Prologue

The kingdom of Arinthix had long been divided. The nobility hoarded power while the common folk suffered. A rebellion had been simmering for years, led by those who believed in a world without kings and queens. And in the shadows, one man had shaped the tides of war more than any army or sword.

Mystique. The faceless assassin. The ghost in the night.

His legend was whispered in fearful tones—of how he could slip past a thousand guards unnoticed, how he had ended kings in their beds, and how no one had ever seen his face and lived. He was a tool of revolution, a blade wielded by the desperate. But beneath the name, beneath the myth, he was simply a man. A man with a past he could not remember and a future he did not care to build.

His name was Erchid.

The castle was not grand, nor was it heavily fortified like the royal palace. Yet, its thick stone walls concealed the true power behind the throne—the Minister of War, the man who orchestrated the suffering of the people from the shadows. And tonight, those shadows had come for him.

A figure draped in dark attire moved like liquid through the corridors, slipping past patrols with ease blending into the shadows. The flickering fire torch barely caught the movement of his form, his presence nothing more than a whisper in the night. Guards stood at every entrance, their armor glinting in the dim glow, oblivious to the silent predator among them.
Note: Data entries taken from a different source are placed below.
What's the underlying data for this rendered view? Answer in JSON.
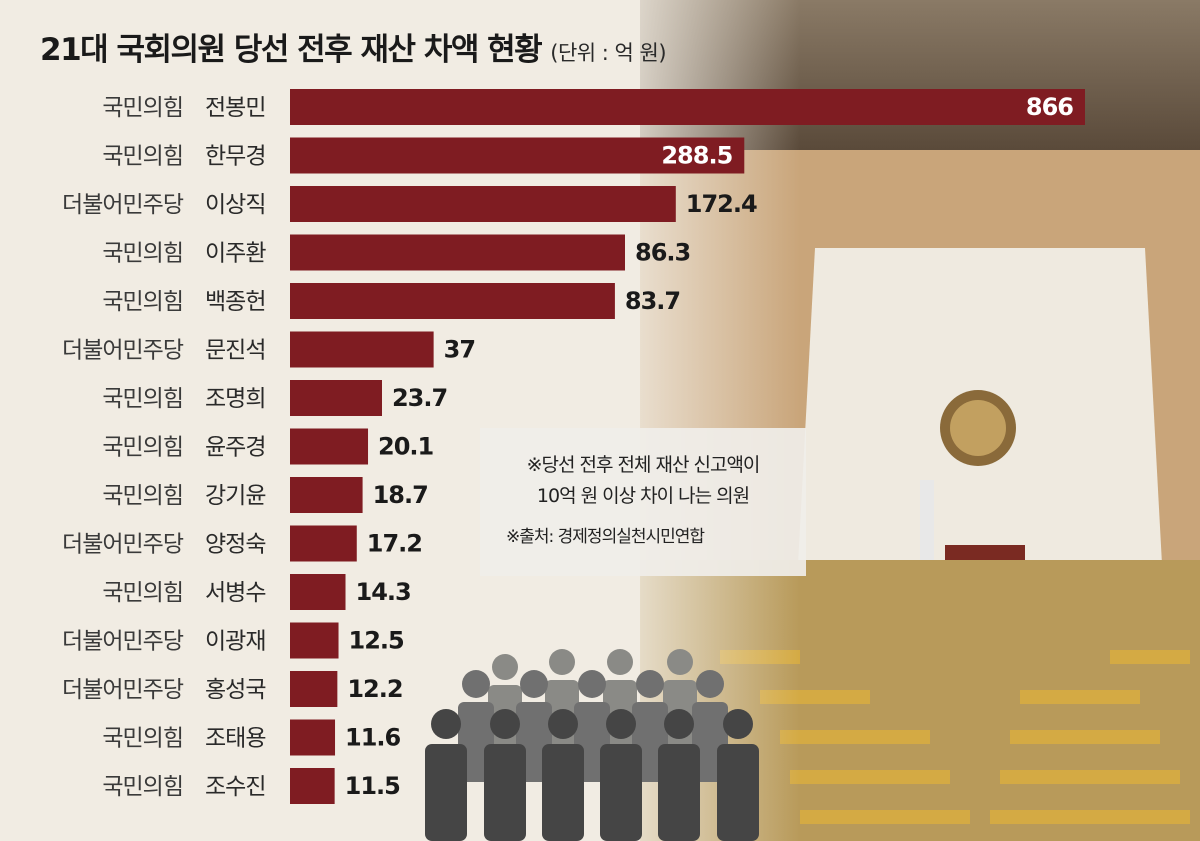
{
  "title": "21대 국회의원 당선 전후 재산 차액 현황",
  "unit": "(단위 : 억 원)",
  "note": {
    "line1": "※당선 전후 전체 재산 신고액이",
    "line2": "10억 원 이상 차이 나는 의원",
    "source": "※출처:  경제정의실천시민연합"
  },
  "colors": {
    "bar": "#7f1c22",
    "value_inside": "#ffffff",
    "value_outside": "#1a1a1a"
  },
  "chart_data": {
    "type": "bar",
    "orientation": "horizontal",
    "title": "21대 국회의원 당선 전후 재산 차액 현황",
    "unit": "(단위 : 억 원)",
    "categories": [
      {
        "party": "국민의힘",
        "name": "전봉민"
      },
      {
        "party": "국민의힘",
        "name": "한무경"
      },
      {
        "party": "더불어민주당",
        "name": "이상직"
      },
      {
        "party": "국민의힘",
        "name": "이주환"
      },
      {
        "party": "국민의힘",
        "name": "백종헌"
      },
      {
        "party": "더불어민주당",
        "name": "문진석"
      },
      {
        "party": "국민의힘",
        "name": "조명희"
      },
      {
        "party": "국민의힘",
        "name": "윤주경"
      },
      {
        "party": "국민의힘",
        "name": "강기윤"
      },
      {
        "party": "더불어민주당",
        "name": "양정숙"
      },
      {
        "party": "국민의힘",
        "name": "서병수"
      },
      {
        "party": "더불어민주당",
        "name": "이광재"
      },
      {
        "party": "더불어민주당",
        "name": "홍성국"
      },
      {
        "party": "국민의힘",
        "name": "조태용"
      },
      {
        "party": "국민의힘",
        "name": "조수진"
      }
    ],
    "values": [
      866,
      288.5,
      172.4,
      86.3,
      83.7,
      37,
      23.7,
      20.1,
      18.7,
      17.2,
      14.3,
      12.5,
      12.2,
      11.6,
      11.5
    ],
    "labels": [
      "866",
      "288.5",
      "172.4",
      "86.3",
      "83.7",
      "37",
      "23.7",
      "20.1",
      "18.7",
      "17.2",
      "14.3",
      "12.5",
      "12.2",
      "11.6",
      "11.5"
    ],
    "axis_scale": "broken",
    "grid": false,
    "legend": "none"
  }
}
Beyond the grand wooden doors of the minister's chamber, two figures lay on the bed. The minister, a man who had sealed the fate of countless innocents with the stroke of a quill, and beside him, his wife, wrapped in silken sheets. Neither of them knew that death was already in the room, watching, waiting.

The minister stirred, his eyes fluttering open as an unnatural chill crept through the air. He gasped softly, his breath catching in his throat as his gaze locked onto the figure at the foot of his bed. A shadow, clad in black, stood over him, eyes like twin voids piercing through the darkness. Cold. Unforgiving. The eyes of a reaper looking down on what belonged to it.

Before the minister could move, steel flashed. A single, precise slash. His throat opened in a grotesque red smile.

The minister's hands shot up to his neck, his fingers desperately clawing at the wound as his breath gurgled and failed him. His body convulsed, his eyes wide with horror as blood poured from his mouth, his ears, his nose—like a man crying tears of crimson. His silent struggle was enough to rouse the woman beside him.

Her scream tore through the silence, raw and piercing as she scrambled back against the headboard. Terror gripped her as she watched her husband thrash in a pool of his own blood, gasping for air that would never come. She turned wildly, seeking an assailant, but the room was empty. No one was there.

The doors burst open as guards in gleaming armor stormed in, their blades drawn. Their eyes found the minister's lifeless body, his blood soaking into the fine silken sheets.

"Minister! Minister!" they shouted in horror, their voices echoing through the halls.

Chaos erupted. Orders were screamed, footsteps thundered down the corridors, metal clashed against metal as the castle erupted into frantic search efforts.

But the killer was already gone.

Beyond the walls, a lone figure walked under the cover of night. His armor, stolen from a fallen guard, gleamed under the moonlight. He moved with purpose, his strides unhurried as the frantic shouts of the soldiers faded behind him. When he reached the tree line, he pulled off his helmet, revealing silver hair that caught the pale light. A scar marked his neck—a remnant of a past he had long forgotten.

As he shed the armor piece by piece, the man beneath it was revealed. Lean, refined, a phantom of the night.

Mystique. The faceless assassin. The ghost in the night.

And with his task complete, he vanished into the darkness, leaving only a legend in his wake.